Our liability for losses suffered by you, arising out of or in connection with
this agreement (including any liability for the acts or omissions of its
employees, agents and subcontractors), whether arising in contract, tort
(including negligence), misrepresentation or otherwise, shall be limited to
100% of the purchase price. We shall not be liable for indirect, incidental,
or consequential damages of any kind, including loss of income or profits,
loss of goodwill, loss of data, or the like. Nothing in this agreement shall
limit or exclude the liability of either party for death or personal injury
resulting from negligence, fraud or fraudulent misrepresentation.

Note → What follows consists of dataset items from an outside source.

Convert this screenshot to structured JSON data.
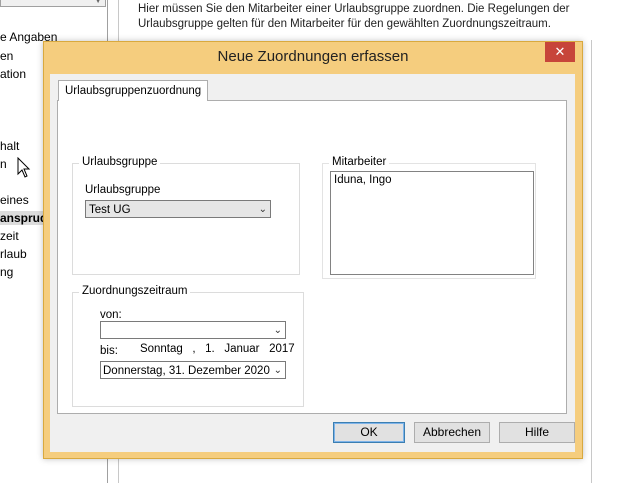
{
  "background": {
    "info_text": "Hier müssen Sie den Mitarbeiter einer Urlaubsgruppe zuordnen. Die Regelungen der Urlaubsgruppe gelten für den Mitarbeiter für den gewählten Zuordnungszeitraum.",
    "left_items": [
      "e Angaben",
      "en",
      "ation",
      "halt",
      "n",
      "eines",
      "ansprud",
      "zeit",
      "rlaub",
      "ng"
    ]
  },
  "dialog": {
    "title": "Neue Zuordnungen erfassen",
    "close_symbol": "✕",
    "tab_label": "Urlaubsgruppenzuordnung",
    "urlaubsgruppe": {
      "legend": "Urlaubsgruppe",
      "field_label": "Urlaubsgruppe",
      "selected": "Test UG"
    },
    "mitarbeiter": {
      "legend": "Mitarbeiter",
      "items": [
        "Iduna, Ingo"
      ]
    },
    "zeitraum": {
      "legend": "Zuordnungszeitraum",
      "von_label": "von:",
      "von_value": "Sonntag   ,   1.   Januar   2017",
      "bis_label": "bis:",
      "bis_value": "Donnerstag, 31. Dezember 2020"
    },
    "buttons": {
      "ok": "OK",
      "cancel": "Abbrechen",
      "help": "Hilfe"
    }
  },
  "colors": {
    "dialog_frame": "#f5cd7e",
    "close_button": "#c7453a",
    "default_button_border": "#3c7fb1"
  }
}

This agreement sets out the full extent of your obligations and liabilities in
respect of the supply of the software. In particular, there are no conditions,
warranties, representations or other terms, express or implied, that are
binding on you except as specifically stated in this agreement. Any condition,
warranty, representation or other term concerning the supply of the software
which might otherwise be implied into, or incorporated in, this agreement, or
any collateral contract, whether by statute, common law or otherwise, is
hereby excluded to the fullest extent permitted by law.

10. Indemnification

You agree to indemnify, defend, and hold harmless WebMachine and its officers,
directors, agents, and employees from and against any and all demands, claims,
losses and liabilities, including reasonable attorney's fees, arising out of
or caused by your use of the software. This obligation shall survive the
termination of this agreement.

11. Refund Policy

We will maintain a reasonable policy regarding requests for refunds. We reserve
the right to refuse a refund or to apply a partial refund. An administration
charge may be applied where a refund is offered. Refunds are generally not
granted after you have downloaded the software.

12. Jurisdiction

This license, its subject matter or its formation (including non-contractual
disputes or claims) shall be governed by and construed in accordance with
Nevada law and submitted to the non-exclusive jurisdiction of the Nevada
courts. If any court judges any provision of this agreement to be invalid,
void, or unenforceable, the parties agree that the remaining provisions of
this Agreement shall remain valid and enforceable.